Database Development: Comparing Python and Java ORM Performance
- Building a Java ORM Facility
- A Note About Running Python Example Code
- Conclusion
- References
In the late 1990s, it was commonplace to hear quite emotional arguments about the dangers of C programming versus other languages such as Pascal. The Pascal proponents pointed out the pitfalls in C: unchecked array access, pointer manipulation, complexity, and so on. The C supporters, on the other hand, regarded Pascal as a language for learning programming, rather than one for professional development.
Then along came C++ and Java, and a lot of the old arguments were consigned to the history books. I think it's fair to say that Java has become the mainstream language of choice. But other languages such as C/C++ and so forth still have an important to role to play. For example, if you need to develop on small embedded devices, C is a good choice. For larger embedded systems, C++ is routinely used.
One interesting development in the Java world has been the plethora of programming frameworks, including offerings such as Spring, Struts, and so on. Although very useful to the programmer, these frameworks haven't always been to everyone's taste. Indeed, getting up and running with a Spring-based tool chain is most decidedly not an easy undertaking. The same can be said for other frameworks such as Seam. This level of complexity is somewhat at variance with modern trends.
As organizations seek to simplify their IT development, a move is underway toward more lightweight technologies. As part of this effort, some very large corporate and governmental organizations are moving away from the complex and framework-rich environments of Java, embracing languages such as Python. This trend can be seen all the way out to the front end, in the way JavaScript is sometimes being used aggressively as a platform for business logic.

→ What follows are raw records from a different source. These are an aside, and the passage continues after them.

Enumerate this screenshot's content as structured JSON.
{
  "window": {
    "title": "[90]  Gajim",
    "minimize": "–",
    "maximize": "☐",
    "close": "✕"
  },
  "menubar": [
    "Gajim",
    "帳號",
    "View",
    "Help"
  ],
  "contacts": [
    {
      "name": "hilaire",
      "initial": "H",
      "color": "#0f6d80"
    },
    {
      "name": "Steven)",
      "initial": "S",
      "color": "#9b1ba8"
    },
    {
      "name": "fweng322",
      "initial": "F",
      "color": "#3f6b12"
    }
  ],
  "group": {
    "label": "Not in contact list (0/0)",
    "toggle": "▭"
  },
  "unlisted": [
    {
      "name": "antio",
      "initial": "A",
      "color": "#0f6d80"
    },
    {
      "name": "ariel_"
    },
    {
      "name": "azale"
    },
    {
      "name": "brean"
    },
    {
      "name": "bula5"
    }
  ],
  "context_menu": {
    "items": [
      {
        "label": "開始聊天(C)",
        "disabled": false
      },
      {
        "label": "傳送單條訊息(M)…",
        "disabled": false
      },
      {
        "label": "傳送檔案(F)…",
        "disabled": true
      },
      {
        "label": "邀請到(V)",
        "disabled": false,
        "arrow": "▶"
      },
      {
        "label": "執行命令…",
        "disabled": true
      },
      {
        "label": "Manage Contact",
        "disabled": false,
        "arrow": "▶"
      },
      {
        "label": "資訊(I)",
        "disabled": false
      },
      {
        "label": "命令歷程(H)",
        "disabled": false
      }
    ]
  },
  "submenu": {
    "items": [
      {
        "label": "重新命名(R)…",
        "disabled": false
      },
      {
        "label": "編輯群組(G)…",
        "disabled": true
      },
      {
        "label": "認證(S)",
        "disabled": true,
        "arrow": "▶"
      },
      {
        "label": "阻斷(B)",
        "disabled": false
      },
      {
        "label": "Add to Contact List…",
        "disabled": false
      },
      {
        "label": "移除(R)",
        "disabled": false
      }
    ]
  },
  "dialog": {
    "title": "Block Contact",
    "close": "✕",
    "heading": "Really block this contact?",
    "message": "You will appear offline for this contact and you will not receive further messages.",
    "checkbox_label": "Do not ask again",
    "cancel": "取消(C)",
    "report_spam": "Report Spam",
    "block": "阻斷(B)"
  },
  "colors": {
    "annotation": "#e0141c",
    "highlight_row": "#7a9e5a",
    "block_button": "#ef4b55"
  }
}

Despite all these changes in programming languages, relational databases still tend to sit at the epicenter of most systems—for large websites as well as even small mobile applications. A separate movement is headed toward NoSQL databases such as MongoDB. But, for the moment, relational technology still dominates. Getting database access from a chosen programming language is therefore a key part of the developer's toolkit. Not surprisingly, a range of options are available for programmatic database access. Let's see how Python and Java stack up.
Python Versus Java
In this article, I compare the object-relational mapping facilities from Python and Java. While preparing the code for this article, I was struck by the relative difficulty of setting up object-relational mapping (ORM) facilities in the two languages. For Python, the setup is pretty straightforward. Indeed, the online Python tutorials are of high quality, which also helps greatly in speeding up user adoption.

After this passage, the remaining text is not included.